Landescape Talks recebem Diogo Tavares e a sua travessia em bicicleta pela Jordânia

O líder de viagens Landescape Diogo Tavares pedalou a Jordânia “dura de roer” de Norte a Sul (até um dos pneus rasgar) e vai partilhar connosco a sua experiência no dia 22 de Março, sexta-feira, pelas 21h30 no Lugar . Landescape.

Nesta conversa o líder vai transportar-te para os mais de 700 quilómetros de trilhos de terra, singletracks e estradas pouco óbvias. Das ruínas de Decápolis de Umm Qais, perto da fronteira norte com a Síria, ao sobe e desce interminável dos desfiladeiros profundos, percorrendo o planalto que se eleva acima do Vale do Jordão e, finalmente, a descida tranquila até ao deserto e às águas azuis do Mar Vermelho, em Aqaba.

Para além de ser um dos reinos com maior património histórico e cultural do Médio Oriente, a Jordânia oferece-nos a maior das suas riquezas: as pessoas gentis e curiosas. E, claro, o Knafeh.

Aldeias nómadas beduínas, ruínas milenares, desfiladeiros e wadisduros de roer” nas subidas. O que fica deste Jordan Bike Trail — que percorre toda a extensão da Jordânia, conectando mais de 700 quilómetros de trilhos de terra, singletrack e “estradas perdidas” entre vales e montanhas — são as florestas de olival e os “encontros em família” para a apanha à antiga, os chás inusitados a toda a hora com as pessoas gentis e curiosas que abrandaram a marcha de Diogo Tavares (“às tantas tive que fingir que não ouvia ou não andava“).

Junta-te a nós no dia 22 de Março, pelas 21h30, para a primeira Landescape Talks em Ovar.

A entrada é livre!

São muitas as histórias, os quilómetros e as fotografias desta aventura que começa bem perto da fronteira norte com a Síria, “sobe e desce à bruta as profundas cordilheiras que cortam o planalto que se eleva acima do vale do Jordão” e desce “nas calmas” até ao deserto do sul e as águas azuis do mar Vermelho, até à ocidentalizada cidade portuária de Aqaba, deixando para trás marcos como Karak, Madaba, Dana, “as maravilhas” de Petra e, claro, a “arte de bem boiar” no mar Morto.
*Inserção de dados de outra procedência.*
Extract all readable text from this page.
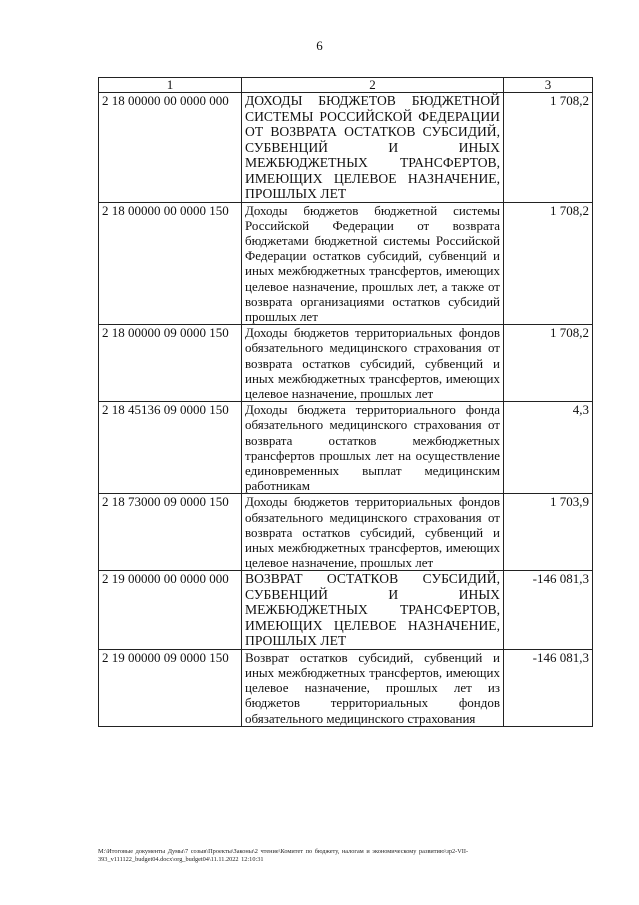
6
1	2	3
2 18 00000 00 0000 000	ДОХОДЫ БЮДЖЕТОВ БЮДЖЕТНОЙ СИСТЕМЫ РОССИЙСКОЙ ФЕДЕРАЦИИ ОТ ВОЗВРАТА ОСТАТКОВ СУБСИДИЙ, СУБВЕНЦИЙ И ИНЫХ МЕЖБЮДЖЕТНЫХ ТРАНСФЕРТОВ, ИМЕЮЩИХ ЦЕЛЕВОЕ НАЗНАЧЕНИЕ, ПРОШЛЫХ ЛЕТ	1 708,2
2 18 00000 00 0000 150	Доходы бюджетов бюджетной системы Российской Федерации от возврата бюджетами бюджетной системы Российской Федерации остатков субсидий, субвенций и иных межбюджетных трансфертов, имеющих целевое назначение, прошлых лет, а также от возврата организациями остатков субсидий прошлых лет	1 708,2
2 18 00000 09 0000 150	Доходы бюджетов территориальных фондов обязательного медицинского страхования от возврата остатков субсидий, субвенций и иных межбюджетных трансфертов, имеющих целевое назначение, прошлых лет	1 708,2
2 18 45136 09 0000 150	Доходы бюджета территориального фонда обязательного медицинского страхования от возврата остатков межбюджетных трансфертов прошлых лет на осуществление единовременных выплат медицинским работникам	4,3
2 18 73000 09 0000 150	Доходы бюджетов территориальных фондов обязательного медицинского страхования от возврата остатков субсидий, субвенций и иных межбюджетных трансфертов, имеющих целевое назначение, прошлых лет	1 703,9
2 19 00000 00 0000 000	ВОЗВРАТ ОСТАТКОВ СУБСИДИЙ, СУБВЕНЦИЙ И ИНЫХ МЕЖБЮДЖЕТНЫХ ТРАНСФЕРТОВ, ИМЕЮЩИХ ЦЕЛЕВОЕ НАЗНАЧЕНИЕ, ПРОШЛЫХ ЛЕТ	-146 081,3
2 19 00000 09 0000 150	Возврат остатков субсидий, субвенций и иных межбюджетных трансфертов, имеющих целевое назначение, прошлых лет из бюджетов территориальных фондов обязательного медицинского страхования	-146 081,3
М:\Итоговые документы Думы\7 созыв\Проекты\Законы\2 чтение\Комитет по бюджету, налогам и экономическому развитию\зр2-VII-
393_v111122_budget04.docx\org_budget04\11.11.2022 12:10:31
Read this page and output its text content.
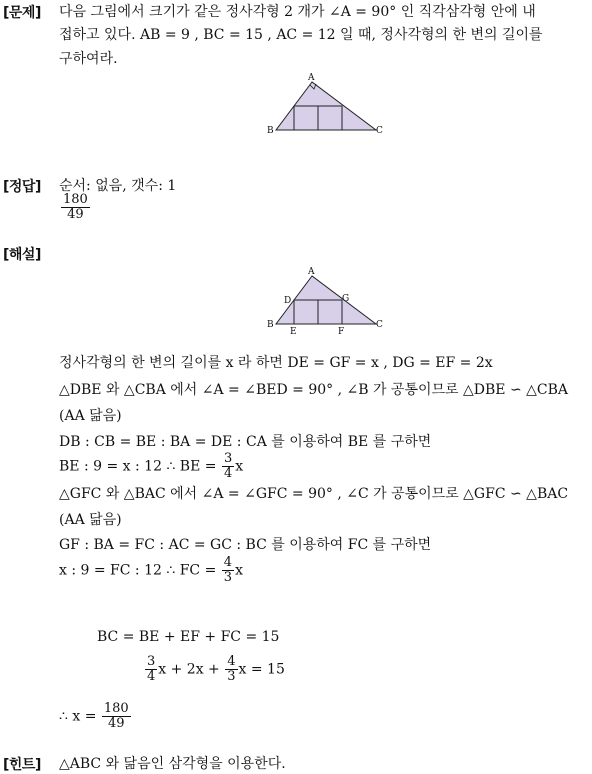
[문제] 다음 그림에서 크기가 같은 정사각형 2 개가 ∠A = 90° 인 직각삼각형 안에 내
접하고 있다. AB = 9 , BC = 15 , AC = 12 일 때, 정사각형의 한 변의 길이를
구하여라.
A
B	C
[정답] 순서: 없음, 갯수: 1
$\frac{180}{49}$
[해설]
A
B	C
D
E	F
G
정사각형의 한 변의 길이를 x 라 하면 DE = GF = x , DG = EF = 2x
△DBE 와 △CBA 에서 ∠A = ∠BED = 90° , ∠B 가 공통이므로 △DBE ∽ △CBA
(AA 닮음)
DB : CB = BE : BA = DE : CA 를 이용하여 BE 를 구하면
BE : 9 = x : 12 ∴ BE = $\frac{3}{4}$ x
△GFC 와 △BAC 에서 ∠A = ∠GFC = 90° , ∠C 가 공통이므로 △GFC ∽ △BAC
(AA 닮음)
GF : BA = FC : AC = GC : BC 를 이용하여 FC 를 구하면
x : 9 = FC : 12 ∴ FC = $\frac{4}{3}$ x
BC = BE + EF + FC = 15
$\frac{3}{4}$ $x + 2x + \frac{4}{3}$ x = 15
∴ $x = \frac{180}{49}$
[힌트] △ABC 와 닮음인 삼각형을 이용한다.
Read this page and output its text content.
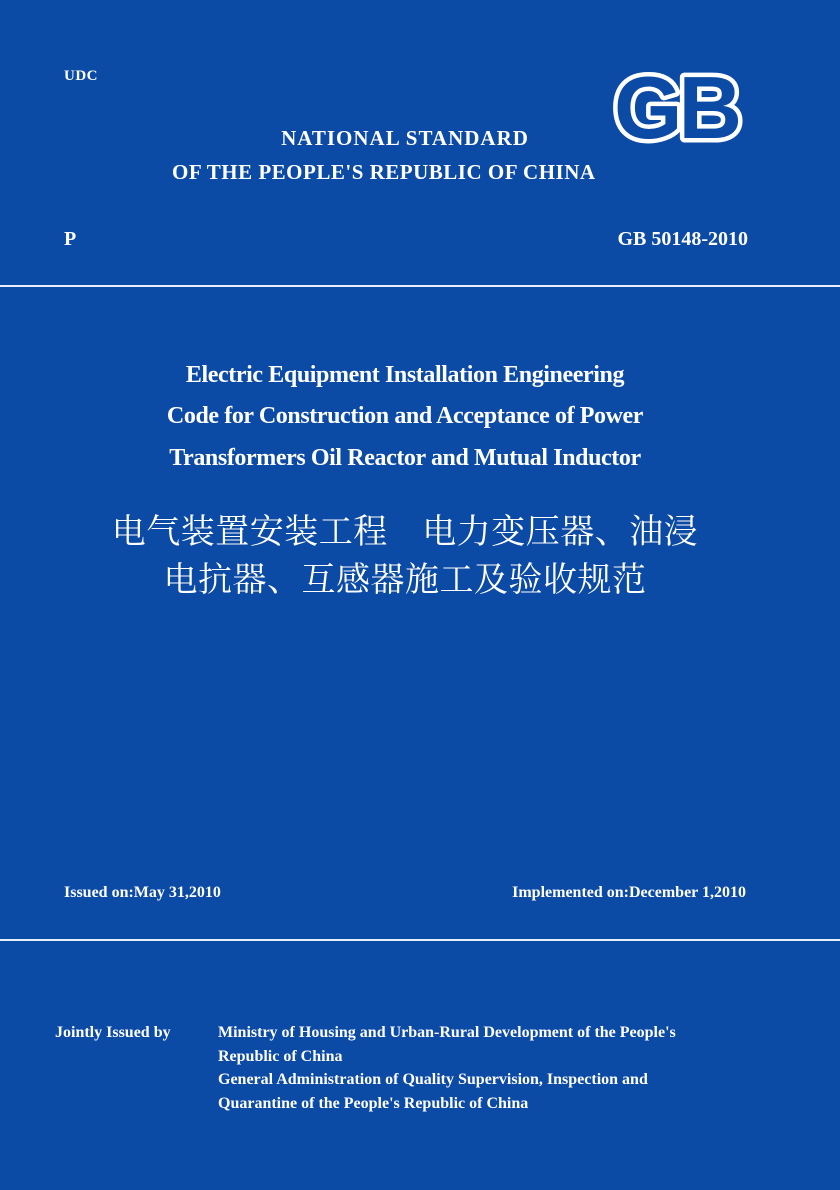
UDC
NATIONAL STANDARD
OF THE PEOPLE'S REPUBLIC OF CHINA
GB
P	GB 50148-2010
Electric Equipment Installation Engineering
Code for Construction and Acceptance of Power
Transformers Oil Reactor and Mutual Inductor
电气装置安装工程　电力变压器、油浸
电抗器、互感器施工及验收规范
Issued on:May 31,2010	Implemented on:December 1,2010
Jointly Issued by	Ministry of Housing and Urban-Rural Development of the People's
Republic of China
General Administration of Quality Supervision, Inspection and
Quarantine of the People's Republic of China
Ponto mais alto da viagem: 1699 metros.

1 Comentário

  1. Nuno Castanheira 21 Março 2024 (13:24)

    Olá boa tarde, sou de Lisboa e não dá muito jeito ir para esses lados.
    Que tal uma transmissão via YouTube ou outra plataforma?
    Fica a ideia que já tinha transmitido diretamente á Carina.